Pistor vit le développement durable dans trois domaines: le social avec notre culture d’entreprise respectueuse, l’économique pour pouvoir créer une plus-value à long terme, et l’écologique en utilisant notamment des camions électriques.

Où voyez-vous Pistor dans dix ans?

L’un des objectifs est de maintenir Pistor en forme pour la prochaine génération, ce qui implique l’indépendance financière et l’adaptation des services et des prestations aux besoins de notre clientèle. Notre deuxième objectif est de devenir la plus grande plateforme indépendante de vente en gros de Suisse. Ce n’est pas totalement nouveau, c’est un développement de ce que nous faisons déjà aujourd’hui – avec les solutions numériques et Mercanto comme piliers.

Quels sont vos souhaits pour nos membres?

J’ai deux souhaits: le premier est que les membres continuent à nous solliciter comme ils l’ont déjà fait par le passé, car nous nous voulons continuer à nous améliorer. Et le deuxième que les membres continuent à faire confiance à Pistor et à sa direction. Cela implique également que nous puissions continuer à bénéficier d’une marge de manœuvre financière suffisante pour développer et mettre à disposition nos services à la clientèle.

Quelles sont vos attentes vis-à-vis de l’Association suisse des patrons boulangers-confiseurs?

L’association devrait poursuivre son travail actuel. Elle fait un très bon job. La BCS est un partenaire important dans le secteur, au niveau de la politique notamment, mais aussi, d’autre part, de la communication externe. Elle est bien perçue par le public. J’espère que cela continuera à porter ses fruits.


Petites questions

Musique? Points forts? Produit préféré?
«Panissimo» a également posé quelques questions inhabituelles au nouveau CEO de Pistor, Patrick Lobsiger…

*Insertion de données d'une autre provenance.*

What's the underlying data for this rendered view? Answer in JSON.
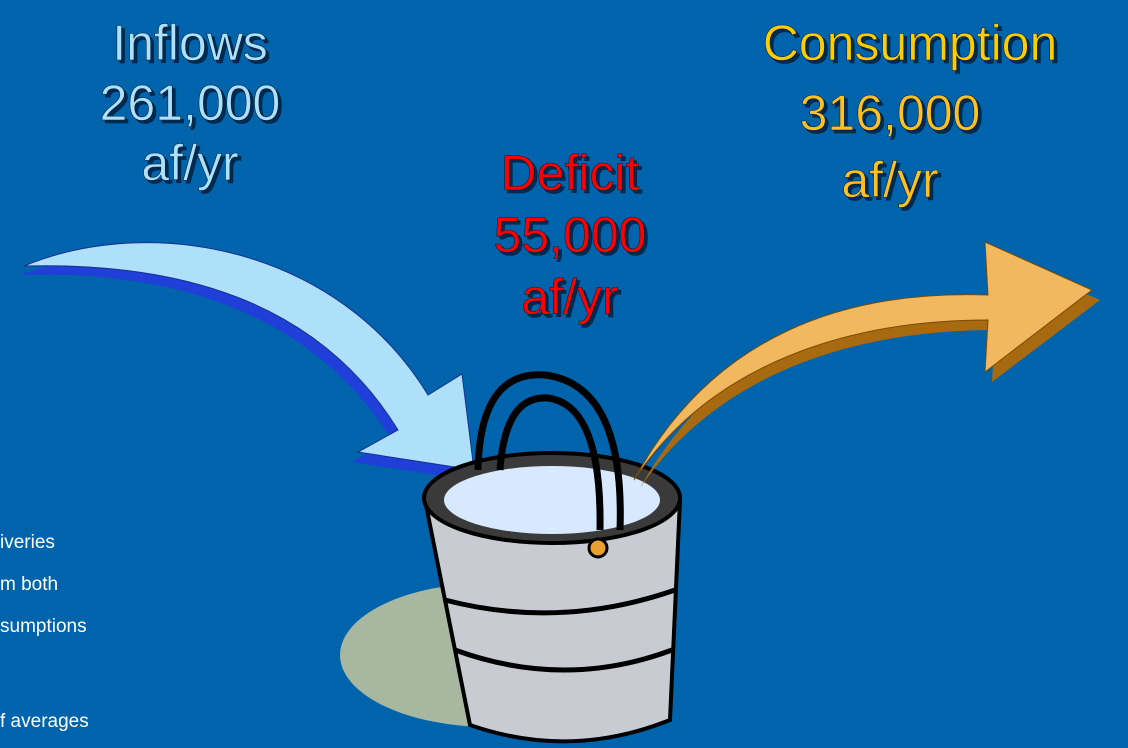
{
  "inflows": {
    "title": "Inflows",
    "amount": "261,000",
    "unit": "af/yr"
  },
  "deficit": {
    "title": "Deficit",
    "amount": "55,000",
    "unit": "af/yr"
  },
  "consumption": {
    "title": "Consumption",
    "amount": "316,000",
    "unit": "af/yr"
  },
  "notes": [
    "iveries",
    "m both",
    "sumptions",
    "f averages"
  ]
}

Quels sont vos points forts?
Développer des stratégies orientées vers des solutions.

Vous êtes un sportif d’endurance…
… oui, j’aime faire du sport. L’endurance est certainement également l’un de mes points forts.

Qu’aimeriez-vous améliorer?
(spontanément) Mon français.

Mer ou montagne?
Mer.

Variété ou rock?
En fait, ni l’un ni l’autre. Plutôt jazz ou musique du monde.

Salé ou sucré?
Salé.

Natation ou jogging?
Jogging.

Séance virtuelle ou en présentiel?
J’aurais sûrement répondu différemment à cette question par le passé. Aujourd’hui, je dirais les deux, mais en bon équilibre.

Café ou thé?
Café.

Bière ou vin?
Ça dépend de la soif. Par temps chaud, plutôt bière. Par une belle soirée, je bois volontiers un verre de vin.

Chocolat noir ou blanc?
Noir.

Pain noir ou blanc?
Pain blanc, même si je sais qu’il n’est pas aussi sain que le noir.

Les trois produits préférés dans notre secteur?
Croissant aux noisettes, bretzel à la saumure, lapin de Pâques en chocolat.

Interview: Claudia Vernocchi


Patrick Lobsiger

Patrick Lobsiger a à son actif plusieurs années d’expérience professionnelle dans le commerce en gros de produits alimentaires. Après avoir terminé son apprentissage, il a étudié la gestion d’entreprise et a suivi un programme international de MBA à l’IE Business School à Madrid.

Jusqu’au printemps dernier, le nouveau CEO de Pistor était Chief Marketing & Procurement Officer chez Transgourmet Suisse SA, avant cela il était CEO du groupe Office-World. Les années précédentes, Patrick Lobsiger a occupé différents postes de direction, notamment chez Amazon.

 Né à Schaffhouse, il vit avec sa famille à Staufen (AG).